A bubble map is a type of concept or thinking map that contains a circle surrounded by small circles connected to it by lines. Bubble maps help students identify qualities of an object and use/recognize adjectives and adjective phrases to describe objects. By creating and using bubble maps, you can improve students’ descriptive writing skills and broaden their vocabulary. Making and using a bubble map isn’t difficult. You can do one easily with paper and a pencil or pen.
1. Draw a large circle in the center of a piece of paper. For example, if you read a story about Phil, you might want to use a bubble map to describe him.
2. Write the name of the object or person you are going to describe. This can be a person’s name (Sally, Mike, Phil), the name of an animal (seahorse, dog, giraffe) or an object (table, sombrero, flower, vase). In our example, you would write Phil’s name in the center of your bubble as the subject.

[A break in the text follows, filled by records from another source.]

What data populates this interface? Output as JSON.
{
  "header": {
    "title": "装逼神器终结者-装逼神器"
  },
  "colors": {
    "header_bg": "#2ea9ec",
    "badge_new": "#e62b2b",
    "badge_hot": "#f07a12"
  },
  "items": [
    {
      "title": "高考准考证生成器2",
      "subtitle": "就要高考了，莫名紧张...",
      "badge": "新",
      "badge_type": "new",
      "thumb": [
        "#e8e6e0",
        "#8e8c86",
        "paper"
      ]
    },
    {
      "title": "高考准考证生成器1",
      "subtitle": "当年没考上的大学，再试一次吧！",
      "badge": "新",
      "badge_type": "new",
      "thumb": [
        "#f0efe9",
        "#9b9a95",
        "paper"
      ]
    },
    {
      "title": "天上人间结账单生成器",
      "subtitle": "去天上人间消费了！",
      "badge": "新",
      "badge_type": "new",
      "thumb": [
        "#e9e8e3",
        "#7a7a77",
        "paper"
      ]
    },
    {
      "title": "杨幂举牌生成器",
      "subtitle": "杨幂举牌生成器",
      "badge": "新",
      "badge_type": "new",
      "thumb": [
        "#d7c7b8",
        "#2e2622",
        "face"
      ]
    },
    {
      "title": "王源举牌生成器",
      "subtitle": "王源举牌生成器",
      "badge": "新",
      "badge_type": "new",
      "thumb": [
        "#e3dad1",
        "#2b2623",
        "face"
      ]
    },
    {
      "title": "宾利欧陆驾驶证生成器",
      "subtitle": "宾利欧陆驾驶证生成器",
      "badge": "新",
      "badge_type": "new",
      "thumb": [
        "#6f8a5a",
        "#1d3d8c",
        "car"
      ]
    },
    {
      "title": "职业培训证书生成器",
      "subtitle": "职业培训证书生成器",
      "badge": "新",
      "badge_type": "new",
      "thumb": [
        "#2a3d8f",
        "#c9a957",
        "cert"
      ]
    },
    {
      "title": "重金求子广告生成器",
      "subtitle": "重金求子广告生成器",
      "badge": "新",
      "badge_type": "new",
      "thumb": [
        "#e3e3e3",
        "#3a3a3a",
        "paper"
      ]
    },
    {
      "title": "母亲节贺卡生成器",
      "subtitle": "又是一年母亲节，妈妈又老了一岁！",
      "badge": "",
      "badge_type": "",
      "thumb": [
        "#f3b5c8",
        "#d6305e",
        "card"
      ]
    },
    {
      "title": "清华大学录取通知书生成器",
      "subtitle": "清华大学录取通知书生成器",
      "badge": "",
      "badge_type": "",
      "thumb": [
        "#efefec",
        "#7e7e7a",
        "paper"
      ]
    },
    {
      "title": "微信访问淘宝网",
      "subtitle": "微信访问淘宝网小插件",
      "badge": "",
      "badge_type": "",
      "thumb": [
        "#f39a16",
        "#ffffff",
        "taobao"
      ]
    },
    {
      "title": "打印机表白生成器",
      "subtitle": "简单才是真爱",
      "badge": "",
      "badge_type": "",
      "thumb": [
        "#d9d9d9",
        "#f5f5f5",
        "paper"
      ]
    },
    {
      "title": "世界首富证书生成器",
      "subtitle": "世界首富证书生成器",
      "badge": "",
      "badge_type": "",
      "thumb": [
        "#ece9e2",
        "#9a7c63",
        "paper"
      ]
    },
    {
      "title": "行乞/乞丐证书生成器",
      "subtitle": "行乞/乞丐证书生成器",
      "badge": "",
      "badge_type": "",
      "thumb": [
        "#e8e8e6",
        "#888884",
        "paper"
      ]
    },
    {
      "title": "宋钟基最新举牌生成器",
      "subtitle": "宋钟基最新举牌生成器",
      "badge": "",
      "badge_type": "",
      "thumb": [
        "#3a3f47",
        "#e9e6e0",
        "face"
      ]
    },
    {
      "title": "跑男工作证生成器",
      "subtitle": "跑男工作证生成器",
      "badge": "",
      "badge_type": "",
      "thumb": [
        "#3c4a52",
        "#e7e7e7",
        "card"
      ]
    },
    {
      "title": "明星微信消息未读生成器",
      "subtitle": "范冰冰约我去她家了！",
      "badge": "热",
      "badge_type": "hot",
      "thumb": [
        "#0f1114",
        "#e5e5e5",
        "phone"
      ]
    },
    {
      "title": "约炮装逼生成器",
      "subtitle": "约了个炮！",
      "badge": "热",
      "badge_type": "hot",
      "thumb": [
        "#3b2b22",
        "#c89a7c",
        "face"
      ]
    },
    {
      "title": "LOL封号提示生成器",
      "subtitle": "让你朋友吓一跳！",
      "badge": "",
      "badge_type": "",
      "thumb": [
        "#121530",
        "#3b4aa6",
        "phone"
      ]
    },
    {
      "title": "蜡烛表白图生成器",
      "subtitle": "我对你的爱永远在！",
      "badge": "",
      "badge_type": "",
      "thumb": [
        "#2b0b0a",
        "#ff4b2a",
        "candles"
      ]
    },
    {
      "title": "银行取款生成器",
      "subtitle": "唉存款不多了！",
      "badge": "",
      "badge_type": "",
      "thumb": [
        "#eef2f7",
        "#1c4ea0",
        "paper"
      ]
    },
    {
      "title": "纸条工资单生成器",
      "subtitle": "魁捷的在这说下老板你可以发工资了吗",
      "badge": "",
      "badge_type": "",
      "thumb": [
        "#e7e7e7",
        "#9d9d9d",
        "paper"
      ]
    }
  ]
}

3. Create bubbles–smaller ones but large enough to write in–around your center bubble. This is where you’ll write adjectives/adjective phrases to describe Phil.
4. Draw a line from the descriptive bubble to the center bubble (Phil). For example, let’s say that you know that Phil is kind and funny. Write these adjectives in separate bubbles and draw lines connecting them to the center bubble for Phil. You also know that Phil has curly, black hair. Write “curly, black haired” in one of your bubbles.
5. Select objects in your room, home or classroom and create bubble maps for practice. For example, you can describe a pet by its fur type, color, or personality; a car by its color, size or make; or a stone by its shape, physical properties, color or surface texture.